Возвращаются на свои места и опять работают усердно и споро.
Перепрягаем волов. До сих пор жатку тянули волы Беки. Теперь черед работать нашим. А после обеда впряжем волов Мисирлиу, и уж до конца дня. У Мисирлиу волы сильные, из Фэлчу, из Молдовы, как и его жена.
Когда Илина приехала к нам в село, голос у нее был совсем другой. Певучий был, как флейта. Сейчас от прежнего голоса ничего не осталось. И не узнаешь, что издалека приехала. По разговору от местных не отличишь. Однако кое в чем она не как все, во всяком случае не как все женщины. По ее словам, в животе у нее все время жжет и потому бесперечь продувка требуется. Мисирлиу на ее прихоти давно уже рукой махнул, а насчет жжения в животе бабы такой слух распустили, будто у Илины семь пупков, прозвали ее Семипупкой…
Вот теперь, чтоб развеять нелепый слух, она показывает свое пузо мужикам, всем, кому только вздумается на него взглянуть, – будь то светлым днем или темной ночью.
Пупок у нее один, но слух о семи пупках так и остался. А главная беда в том, что все три дочери в мать уродились.
– Н-н-н-о, левей, левей давай!.. Н-н-н-о, пегий, пегий, н-н-н-о-о!
Это я направляю волов. Разворачиваюсь на делянке, которая становится все уже. А сжатое поле – все шире. Снопы стоят дыбком, точно люди – только потолще и покороче, со взъерошенными волосами. Когда я прохожу мимо Илины, она зазывает меня:
– Пойдем в кукурузу, Дарие, что-то покажу…
– Пупок, что ли? Так у тебя их семь, тетя Илина…
Нас слышит Тицэ Уйе.
– Постыдилась бы, эй! Старуха ведь. Хоть к ребятишкам-то не приставай…
– Полно, не такой уж он и ребятенок. Да и я вовсе не старуха. Пошли, Дарие…
– Найди себе другого, – отвечаю я и веду волов дальше.
Звенит и звонит Беков «Альбион»…
Илина уходит в кукурузу с сыном Беки – Гогоем, самым старшим в семье, у него все лицо словно изъедено жуками… До вечера она побывает там еще не один раз.
Облака вроде бы сгущаются. Хорошо бы сейчас дождика… Чтоб пролился и тут же перестал. Легче б стало дышать. И жара бы спала. И охладилась бы земля, обжигающая пятки. Ноги мои – сплошные саднящие раны. Не помогает уже и присыпание землей. Кровь сначала перестает сочиться, а потом течет снова.

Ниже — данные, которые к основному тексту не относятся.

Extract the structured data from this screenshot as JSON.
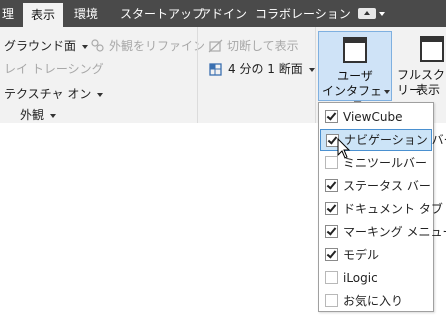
{
  "tabs": [
    {
      "label": "理",
      "active": false
    },
    {
      "label": "表示",
      "active": true
    },
    {
      "label": "環境",
      "active": false
    },
    {
      "label": "スタートアップ",
      "active": false
    },
    {
      "label": "アドイン",
      "active": false
    },
    {
      "label": "コラボレーション",
      "active": false
    }
  ],
  "ribbon": {
    "ground_plane": "グラウンド面",
    "appearance_override": "外観をリファイン",
    "ray_tracing": "レイ トレーシング",
    "texture_on": "テクスチャ オン",
    "panel_appearance": "外観",
    "split_view": "切断して表示",
    "quarter_section": "4 分の 1 断面",
    "user_interface_line1": "ユーザ",
    "user_interface_line2": "インタフェース",
    "fullscreen_line1": "フルスクリー",
    "fullscreen_line2": "表示"
  },
  "menu": {
    "items": [
      {
        "label": "ViewCube",
        "checked": true
      },
      {
        "label": "ナビゲーション バー",
        "checked": true,
        "highlighted": true
      },
      {
        "label": "ミニツールバー",
        "checked": false
      },
      {
        "label": "ステータス バー",
        "checked": true
      },
      {
        "label": "ドキュメント タブ",
        "checked": true
      },
      {
        "label": "マーキング メニュー",
        "checked": true
      },
      {
        "label": "モデル",
        "checked": true
      },
      {
        "label": "iLogic",
        "checked": false
      },
      {
        "label": "お気に入り",
        "checked": false
      }
    ]
  },
  "colors": {
    "tabbar": "#4a4a4a",
    "ribbon": "#f2f2f2",
    "highlight": "#cce4f7",
    "pressed": "#cfe3f7"
  }
}
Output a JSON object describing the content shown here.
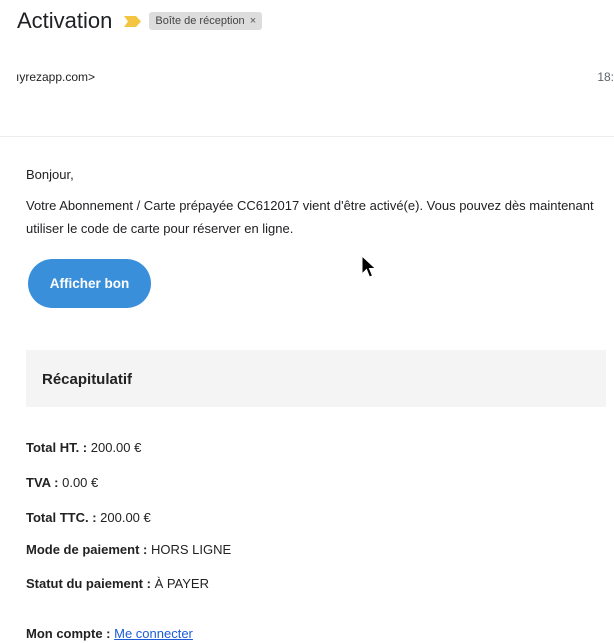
{
  "email": {
    "subject": "Activation",
    "label": "Boîte de réception",
    "label_remove": "×",
    "sender": "ıyrezapp.com>",
    "time": "18:"
  },
  "body": {
    "greeting": "Bonjour,",
    "message": "Votre Abonnement / Carte prépayée CC612017 vient d'être activé(e). Vous pouvez dès maintenant utiliser le code de carte pour réserver en ligne.",
    "button_label": "Afficher bon"
  },
  "summary": {
    "title": "Récapitulatif",
    "rows": [
      {
        "label": "Total HT. :",
        "value": " 200.00 €"
      },
      {
        "label": "TVA :",
        "value": " 0.00 €"
      },
      {
        "label": "Total TTC. :",
        "value": " 200.00 €"
      },
      {
        "label": "Mode de paiement :",
        "value": " HORS LIGNE"
      },
      {
        "label": "Statut du paiement :",
        "value": " À PAYER"
      }
    ]
  },
  "account": {
    "label": "Mon compte :",
    "link": "Me connecter"
  },
  "colors": {
    "button": "#3a8fdb",
    "importance_marker": "#f4c542",
    "link": "#1a5bd8"
  },
  "icons": {
    "importance": "importance-marker-icon",
    "cursor": "mouse-pointer-icon"
  }
}
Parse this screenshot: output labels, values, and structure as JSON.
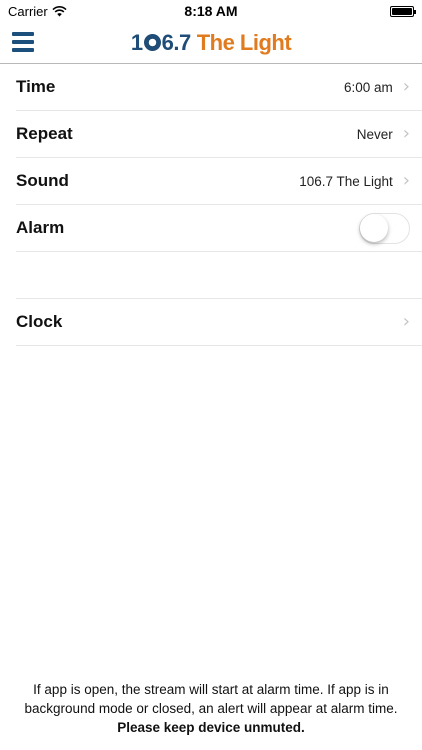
{
  "status_bar": {
    "carrier": "Carrier",
    "time": "8:18 AM",
    "battery_level": 1.0
  },
  "header": {
    "logo_number": "106.7",
    "logo_name": "The Light",
    "logo_colors": {
      "number": "#1f4d77",
      "name": "#e07b1f"
    }
  },
  "settings": {
    "time": {
      "label": "Time",
      "value": "6:00 am"
    },
    "repeat": {
      "label": "Repeat",
      "value": "Never"
    },
    "sound": {
      "label": "Sound",
      "value": "106.7 The Light"
    },
    "alarm": {
      "label": "Alarm",
      "enabled": false
    },
    "clock": {
      "label": "Clock"
    }
  },
  "footer": {
    "note": "If app is open, the stream will start at alarm time. If app is in background mode or closed, an alert will appear at alarm time.",
    "warning": "Please keep device unmuted."
  },
  "icons": [
    "menu-icon",
    "wifi-icon",
    "battery-icon",
    "chevron-right-icon"
  ]
}
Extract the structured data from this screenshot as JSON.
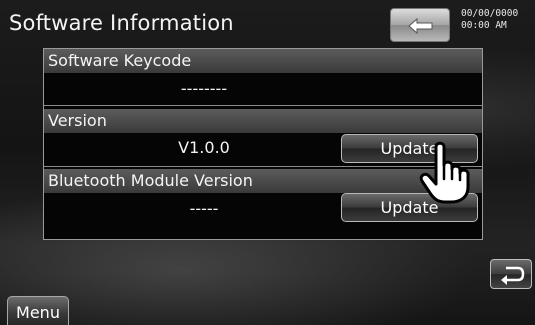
{
  "header": {
    "title": "Software Information",
    "clock_date": "00/00/0000",
    "clock_time": "00:00 AM",
    "back_icon": "back-arrow-icon"
  },
  "rows": {
    "keycode": {
      "label": "Software Keycode",
      "value": "--------"
    },
    "version": {
      "label": "Version",
      "value": "V1.0.0",
      "button": "Update"
    },
    "bluetooth": {
      "label": "Bluetooth Module Version",
      "value": "-----",
      "button": "Update"
    }
  },
  "footer": {
    "menu_label": "Menu",
    "return_icon": "return-arrow-icon"
  },
  "cursor_icon": "hand-pointer-icon"
}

Если бы нас накрыло мокрой простыней дождя!.. Или если бы в телеге нашлась попона пошире и две жерди подлиннее, чтоб растянуть по небу и закрыть солнце! Только и всего…

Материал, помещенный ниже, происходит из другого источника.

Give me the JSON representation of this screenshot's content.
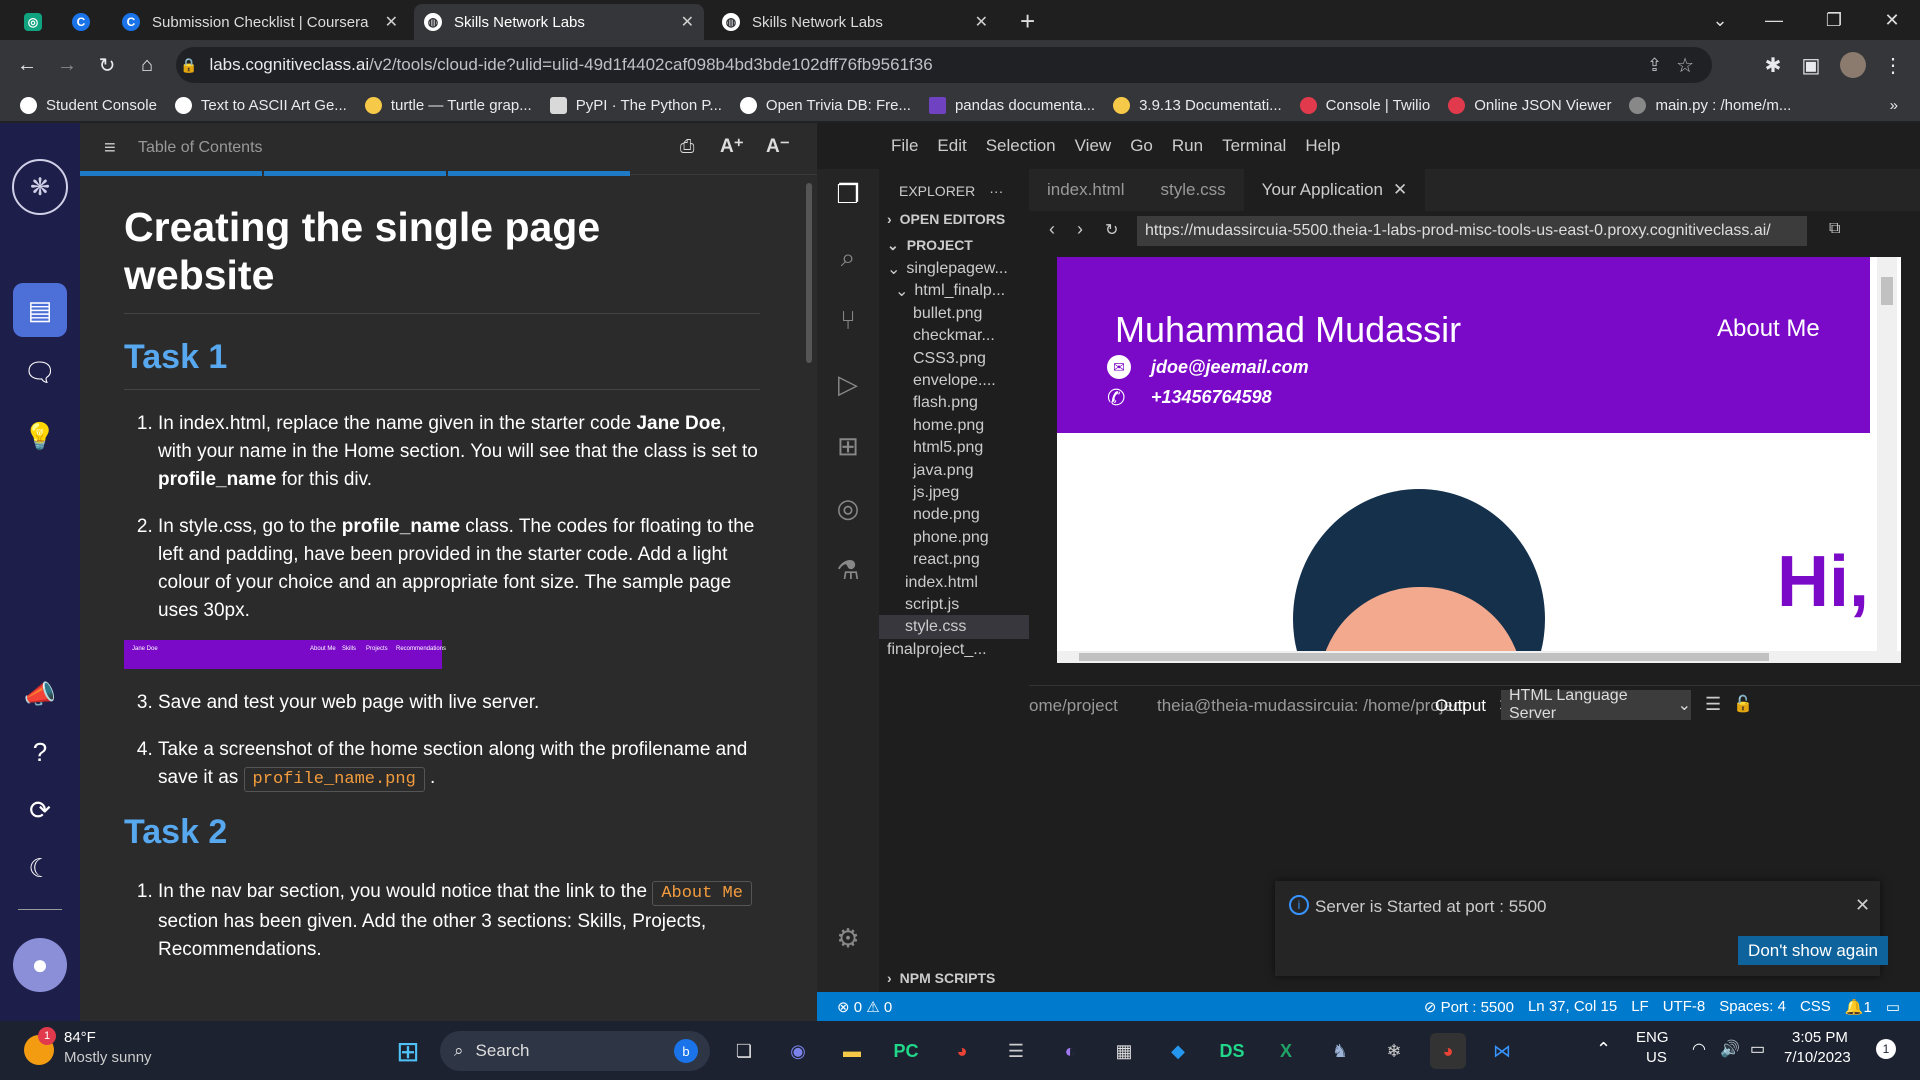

Но облака поплыли к Дунаю. Перенеслись через Дунай. И потерялись где-то у Балкан – в ясные дни, если подняться на курган, можно разглядеть, как блестят и сверкают в солнечном свете их каменистые горбатые спины – серые, пестрые, лишенные растительности.

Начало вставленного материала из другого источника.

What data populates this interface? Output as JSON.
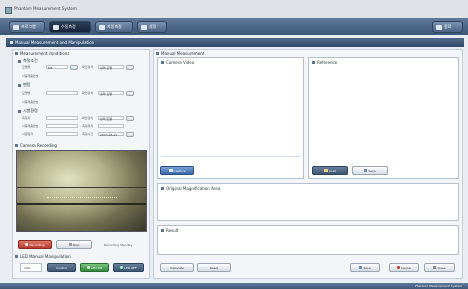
{
  "window": {
    "title": "Phantom Measurement System"
  },
  "nav": {
    "buttons": [
      {
        "label": "프로그램",
        "active": false
      },
      {
        "label": "수동측정",
        "active": true
      },
      {
        "label": "자동측정",
        "active": false
      },
      {
        "label": "설정",
        "active": false
      }
    ],
    "exit_label": "종료"
  },
  "section_title": "Manual Measurement and Manipulation",
  "left": {
    "conditions_title": "Measurement conditions",
    "group1": {
      "title": "측정조건",
      "row1_label": "모델명",
      "row1_value": "M5",
      "row1_label2": "확인장치",
      "row1_value2": "실제 모델",
      "row2_label": "사용제품번호"
    },
    "group2": {
      "title": "팬텀",
      "row1_label": "모델명",
      "row1_label2": "확인장치",
      "row1_value2": "실제 모델",
      "row2_label": "사용제품번호"
    },
    "group3": {
      "title": "시험환경",
      "row1_label": "측정자",
      "row1_label2": "확인장치",
      "row1_value2": "실제 모델",
      "row2_label": "사용제품번호",
      "row2_label2": "측정위치",
      "row3_label": "시험일자",
      "row3_label2": "측정시간",
      "row3_value2": "2013-05-21"
    },
    "camera_title": "Camera Recording",
    "recording_label": "Recording",
    "stop_label": "Stop",
    "recording_status": "Recording Standby",
    "led_title": "LED Manual Manipulation",
    "led_value": "100",
    "led_control_label": "Control",
    "led_on_label": "LED ON",
    "led_off_label": "LED OFF"
  },
  "right": {
    "manual_title": "Manual Measurement",
    "camera_video_title": "Camera Video",
    "capture_label": "Capture",
    "reference_title": "Reference",
    "load_label": "Load",
    "save_label": "Save",
    "magnification_title": "Original Magnification Area",
    "result_title": "Result",
    "calc_label": "Calculate",
    "reset_label": "Reset",
    "save_btn_label": "Save",
    "cancel_label": "Cancel",
    "close_label": "Close"
  },
  "statusbar": {
    "text": "Phantom Measurement System"
  },
  "colors": {
    "navbar": "#4c6483",
    "accent": "#3a66a8",
    "panel": "#f3f5f8"
  }
}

Я ни разу не был на болгарской стороне. Но в Дунае купался. Через месяц, осенью, после молотьбы, снова поеду купаться в Дунае.
Не хватает помещику амбаров. Мало ему даже пристанционных складов. Негде хранить пшеницу. Часть ее он сразу же отправляет за Дунай. Вернее, отдает распоряжение, чтобы его пшеницу погрузили на баржи. Везем же ее мы – Бека, Мисирлиу, – все те барщинные крестьяне, у кого есть телега и лошадь. У Тицэ Уйе нет ни телеги, ни волов. Жаль его. Он так и не видал ни барж, ни Дуная. Баржи черные, пузатые. И в них надо без передышки швырять мешки с зерном. Дунай поверху гладкий, но глубокий и мутный. Когда ветер против течения, по середине реки ходят пенистые волны…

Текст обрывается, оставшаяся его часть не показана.